Tuesday, June 28, 2011

Bathroom Monologue: The Ring of Fraud

Beavis the Orc gestured to the great black gates. The trolls had only begun to wind the cranks to open it. It groaned and shook the ground under their feet with the promise of coming war.

"What if their army doesn't have the ring?" he asked Guildenstern the Orc. "Not the wizard, not the elves, not the egotistical park ranger. What if they gave it to a little guy? The littlest guy?"

Guildenstern furrowed his brows. "The littlest guy?"

"Somebody so worthless that the boss wouldn't waste time killing him, much less hunting his littlest ass down. And this littlest guy snoops under our noses, across our borders, through the little cracks in gates like this one. We won't even know he's here until he hits the volcano."

Guildenstern shoved him. "That's crazy. But it is an excuse to mug some more defenseless critters."

"My thoughts exactly."

They beamed through the opening gates of doom. It was going to be a profitable day in the blighted lands.


  1. Har. Beavis and Guildenstern.

    I like the plot twist. It would force the littlest guy to use the ring for invisibility purposes earlier...hence bringing on madness sooner. Cool.

  2. This makes me wonder how the story would read if the orcs were the good guys...

  3. Alan, would you believe they're over a decade old? I mashed them up when I first read Tom Stoppard. The old dumb and the new dumb. They're actually in my first novel, too, as goons who get treed by a monster neither believes in.

    Laurita, there is actually a Russian novel coming out soon that casts the dark lord as the good guy. It actually looks pretty offensive for how it re-casts everything, flipping black to white. Now they're the enlightened, scientific side and everybody else are conservatives. I'd much rather write about funny evil than phony ideological conflicts.

    Jen, now you wouldn't be encouraging me to keep writing these, would you?

  4. Hah, clever! Except I have to question whether orcs have that much brainpower, to consider subtlety as an option. But in the end… "oh well, let's go stomp some defenseless whatevers."
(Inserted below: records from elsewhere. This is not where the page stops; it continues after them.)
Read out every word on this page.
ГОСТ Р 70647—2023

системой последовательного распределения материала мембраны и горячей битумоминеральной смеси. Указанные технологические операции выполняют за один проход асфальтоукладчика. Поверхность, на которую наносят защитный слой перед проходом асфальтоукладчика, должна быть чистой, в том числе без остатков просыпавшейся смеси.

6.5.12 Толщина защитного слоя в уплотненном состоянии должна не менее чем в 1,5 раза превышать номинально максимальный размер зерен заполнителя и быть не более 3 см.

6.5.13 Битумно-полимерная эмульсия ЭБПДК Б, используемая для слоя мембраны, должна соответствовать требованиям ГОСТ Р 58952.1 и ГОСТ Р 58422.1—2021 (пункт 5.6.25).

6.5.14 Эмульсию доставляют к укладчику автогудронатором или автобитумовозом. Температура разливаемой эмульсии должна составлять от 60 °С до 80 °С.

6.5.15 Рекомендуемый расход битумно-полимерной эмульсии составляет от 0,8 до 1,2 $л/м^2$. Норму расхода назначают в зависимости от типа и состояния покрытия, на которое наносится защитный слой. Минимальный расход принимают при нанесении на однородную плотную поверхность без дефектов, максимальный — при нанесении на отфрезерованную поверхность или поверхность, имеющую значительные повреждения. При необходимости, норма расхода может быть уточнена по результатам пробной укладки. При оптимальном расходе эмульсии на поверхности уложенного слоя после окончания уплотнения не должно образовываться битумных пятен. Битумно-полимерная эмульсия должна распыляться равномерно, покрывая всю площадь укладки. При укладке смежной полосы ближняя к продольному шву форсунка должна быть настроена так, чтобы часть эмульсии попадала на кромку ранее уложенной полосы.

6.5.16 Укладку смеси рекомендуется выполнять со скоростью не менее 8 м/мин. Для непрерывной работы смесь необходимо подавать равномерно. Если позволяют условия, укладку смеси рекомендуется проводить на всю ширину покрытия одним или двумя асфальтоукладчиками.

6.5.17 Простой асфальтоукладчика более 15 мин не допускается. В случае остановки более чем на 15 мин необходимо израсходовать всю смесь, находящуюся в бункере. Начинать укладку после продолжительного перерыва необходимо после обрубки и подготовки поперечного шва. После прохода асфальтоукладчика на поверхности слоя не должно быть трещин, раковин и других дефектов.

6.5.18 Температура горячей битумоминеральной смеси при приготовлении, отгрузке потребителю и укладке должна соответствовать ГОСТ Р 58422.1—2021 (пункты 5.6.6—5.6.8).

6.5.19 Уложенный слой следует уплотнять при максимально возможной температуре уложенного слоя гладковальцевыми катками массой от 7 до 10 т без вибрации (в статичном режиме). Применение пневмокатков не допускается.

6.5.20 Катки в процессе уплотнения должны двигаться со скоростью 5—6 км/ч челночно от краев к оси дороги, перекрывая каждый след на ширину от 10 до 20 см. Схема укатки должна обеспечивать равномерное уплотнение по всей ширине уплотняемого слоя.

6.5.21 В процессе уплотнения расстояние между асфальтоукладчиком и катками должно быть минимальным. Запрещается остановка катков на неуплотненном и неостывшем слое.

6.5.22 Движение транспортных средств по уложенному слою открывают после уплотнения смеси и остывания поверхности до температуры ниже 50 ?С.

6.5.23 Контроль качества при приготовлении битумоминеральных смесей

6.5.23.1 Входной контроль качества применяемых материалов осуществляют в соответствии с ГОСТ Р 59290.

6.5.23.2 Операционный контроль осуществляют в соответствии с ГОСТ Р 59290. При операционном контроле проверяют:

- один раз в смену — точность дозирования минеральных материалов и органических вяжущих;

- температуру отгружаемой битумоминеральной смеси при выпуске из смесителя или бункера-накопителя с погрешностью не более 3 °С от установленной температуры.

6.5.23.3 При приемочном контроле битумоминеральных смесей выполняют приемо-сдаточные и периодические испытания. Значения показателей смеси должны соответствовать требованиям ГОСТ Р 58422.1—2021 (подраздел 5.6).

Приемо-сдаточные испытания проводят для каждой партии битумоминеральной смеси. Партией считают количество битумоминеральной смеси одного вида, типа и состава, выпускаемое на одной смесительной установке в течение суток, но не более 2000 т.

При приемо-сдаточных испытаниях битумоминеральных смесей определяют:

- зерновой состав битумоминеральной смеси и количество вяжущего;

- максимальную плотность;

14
  5. A nice amalgamation of characters and stories here. I was laughing at the mere thought of Beavis and Guildenstern.

  6. I love looking at stories through the eyes of minor characters. :)

  7. Cute! Though I'll admit, Guildenstern was what initially drew me. I thought it was going to be a Shakespearean parody. Tolkien must be rolling in his grave.

    Awesome. :D

  8. Mr. FAR, they were originally goblins. I think I only changed them to orcs because I was so sleepy when I typed this up. Still, for any intelligence they display, it's all a cover for base urges. Like many non-orcs I know.

    Danni and Chuck, I've been considering digging these two up for a new serial. Them and their ogre buddy. What do you think?

    Gany, the two names do sort of serve as a cheap ploy for attention, though I swear it's not my intention. And there I went an insulted your memory of Tolkien, too...

  9. I had to read this with the comedy Cockney accents that all the Orcs had in the films...makes it even funnier. Not that I'm suggesting you record one like that, oh no....

  10. Oh no intelligent Orcs - Frodo put on the ring NOW! nevermind the black riders, the Orcs are thinking!